Inflation in the eurozone decelerated across the board in March, as per final data from Eurostat on Wednesday, strengthening anticipations of an interest rate reduction by the European Central Bank (ECB) in June, even as rising energy costs and a weak euro cloud the outlook.
Inflation in the 20 nations sharing the euro currency slowed to 2.4% last month from 2.6% in February, according to the European Union’s statistical agency, in line with a preliminary estimate released earlier this month.
Meanwhile, underlying price growth, which filters out volatile food and energy prices, dipped to 2.9% from 3.1%, despite services inflation holding steady at an uncomfortably high 4.0%.
Inflation has fallen quickly over the past year, opening the way for interest rate cuts starting in June, even if the next few months are likely to bring choppy price growth data and a drawn-out return to the 2% target.

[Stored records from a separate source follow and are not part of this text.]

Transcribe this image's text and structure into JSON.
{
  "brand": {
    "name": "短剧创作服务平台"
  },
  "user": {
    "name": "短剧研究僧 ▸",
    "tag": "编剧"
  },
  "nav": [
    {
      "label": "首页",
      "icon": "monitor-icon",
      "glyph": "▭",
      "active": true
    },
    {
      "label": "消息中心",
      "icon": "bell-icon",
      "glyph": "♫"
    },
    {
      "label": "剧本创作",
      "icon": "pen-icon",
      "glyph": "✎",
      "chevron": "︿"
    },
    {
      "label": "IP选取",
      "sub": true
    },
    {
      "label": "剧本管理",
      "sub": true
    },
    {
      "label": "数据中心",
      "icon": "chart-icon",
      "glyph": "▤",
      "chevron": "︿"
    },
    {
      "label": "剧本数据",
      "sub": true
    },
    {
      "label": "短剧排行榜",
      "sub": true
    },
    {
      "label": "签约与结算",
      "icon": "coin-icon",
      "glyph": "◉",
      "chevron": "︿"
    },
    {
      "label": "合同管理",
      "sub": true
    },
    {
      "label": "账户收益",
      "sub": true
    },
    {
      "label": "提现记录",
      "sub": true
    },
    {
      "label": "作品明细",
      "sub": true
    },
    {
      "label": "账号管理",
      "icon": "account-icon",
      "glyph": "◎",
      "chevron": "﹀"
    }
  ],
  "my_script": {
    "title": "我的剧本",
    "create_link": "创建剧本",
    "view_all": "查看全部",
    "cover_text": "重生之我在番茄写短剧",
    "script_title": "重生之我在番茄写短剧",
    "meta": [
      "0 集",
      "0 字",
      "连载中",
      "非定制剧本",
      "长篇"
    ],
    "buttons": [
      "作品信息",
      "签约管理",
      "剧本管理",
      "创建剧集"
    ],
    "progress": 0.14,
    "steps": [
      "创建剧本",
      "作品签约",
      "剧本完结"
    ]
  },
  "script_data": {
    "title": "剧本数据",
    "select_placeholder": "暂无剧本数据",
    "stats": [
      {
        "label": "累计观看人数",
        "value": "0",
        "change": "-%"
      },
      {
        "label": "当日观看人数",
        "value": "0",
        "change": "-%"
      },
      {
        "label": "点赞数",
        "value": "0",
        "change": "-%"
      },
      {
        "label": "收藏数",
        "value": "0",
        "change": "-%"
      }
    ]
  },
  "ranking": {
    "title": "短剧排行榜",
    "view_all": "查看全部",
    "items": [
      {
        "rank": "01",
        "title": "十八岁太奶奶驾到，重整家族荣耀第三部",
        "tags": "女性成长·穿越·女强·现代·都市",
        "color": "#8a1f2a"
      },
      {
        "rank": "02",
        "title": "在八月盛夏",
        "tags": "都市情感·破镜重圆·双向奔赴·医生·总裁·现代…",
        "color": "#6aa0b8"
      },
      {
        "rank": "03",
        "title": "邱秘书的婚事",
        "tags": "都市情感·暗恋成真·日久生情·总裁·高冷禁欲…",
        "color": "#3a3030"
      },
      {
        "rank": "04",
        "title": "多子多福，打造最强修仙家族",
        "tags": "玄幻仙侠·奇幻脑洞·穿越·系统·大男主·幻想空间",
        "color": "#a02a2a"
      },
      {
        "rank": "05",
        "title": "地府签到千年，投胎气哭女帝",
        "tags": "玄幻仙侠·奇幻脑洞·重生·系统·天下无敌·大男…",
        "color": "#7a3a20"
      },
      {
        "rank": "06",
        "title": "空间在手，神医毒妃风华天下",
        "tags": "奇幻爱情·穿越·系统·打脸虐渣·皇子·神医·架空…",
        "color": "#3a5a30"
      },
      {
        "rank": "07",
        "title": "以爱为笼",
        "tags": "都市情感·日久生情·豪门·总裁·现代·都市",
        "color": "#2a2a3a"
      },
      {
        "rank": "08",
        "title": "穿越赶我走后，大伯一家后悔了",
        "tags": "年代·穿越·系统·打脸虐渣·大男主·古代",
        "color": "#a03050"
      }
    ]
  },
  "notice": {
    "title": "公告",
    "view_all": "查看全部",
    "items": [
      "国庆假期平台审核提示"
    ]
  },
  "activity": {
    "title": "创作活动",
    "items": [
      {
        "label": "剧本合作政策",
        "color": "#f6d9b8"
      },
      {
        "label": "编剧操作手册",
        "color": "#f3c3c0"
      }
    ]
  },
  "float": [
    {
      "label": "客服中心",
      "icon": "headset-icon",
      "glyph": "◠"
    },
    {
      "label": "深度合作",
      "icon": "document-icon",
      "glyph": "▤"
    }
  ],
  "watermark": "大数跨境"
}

The eurozone is facing opposing inflationary forces, which could keep the headline rate fluctuating around current levels over the coming months before dipping toward 2% in the autumn.
Factors pulling inflation down include the continued slowdown in wage growth, anemic demand given a near recessionary environment, tightening fiscal policy, cheap imports from China, and relatively low gas prices after a mild winter.
But rising oil prices and a weaker euro both put upward pressure on prices, while stubborn services costs raise the risk of underlying price growth getting stuck above target.
"The recent rise in commodity and energy prices will add to headline (inflation) in the coming months, with euro/dollar weakness sponsored by Fed-ECB policy divergence compounding the move," TS Lombard said in a note.
"The euro area remains among the largest energy importers worldwide, with great sensitivity to energy prices."
The euro has weakened around 4% against the dollar since the start of the year, and the movement has been exacerbated by expectations for slower rate cuts by the U.S. Federal Reserve (Fed), given sticky inflation.
But this is mostly a move in the dollar, not the euro, economists say, and the trade-weighted euro has weakened much less, muting the impact of exchange rate movements.
"For the time being, the weaker euro doesn't look like the biggest concern for the ECB," ING said in a note. "It is rather the surge in oil prices and a potentially further escalation of the conflicts in the Middle East that will give at least the ECB hawks some headaches."
Policymakers have so far said that the oil price and exchange rate moves are too small to fundamentally alter the inflation outlook but market expectations for ECB rate cuts continue to retreat.
Investors now see only 75 basis points of rate cuts this year, or two moves after June, a retreat compared to two months ago when between four and five cuts were seen.
ECB President Christine Lagarde said on Tuesday the bank would cut rates soon, barring any major surprises, and argued the impact of geopolitical events on commodity prices had not been very significant so far.
On the same day, top U.S. central bank officials, including Fed Chair Jerome Powell, backed away from providing guidance on when interest rates may be cut, saying that monetary policy needed to be restrictive for longer.
Official data last week showed consumer prices picked up again in the United States, with a 3.5% year-over-year increase recorded in March, dimming hopes for a rapid rate cut.
Lagarde suggested that "we are not Fed-dependent," saying that the monetary authority could lower rates before a similar move by the American central bank.
But she also warned that the road to reaching 2% inflation would be "bumpy."
Energy has been a big drag on inflation all year as high year-earlier figures get knocked from base figures, but this trend could reverse in the second half of the year if oil keeps going up.
Some argue, however, that the traditional link between oil and gas prices has been broken, so an oil price rise does not automatically lift natural gas prices and does not have the same upward impact on inflation as in the past.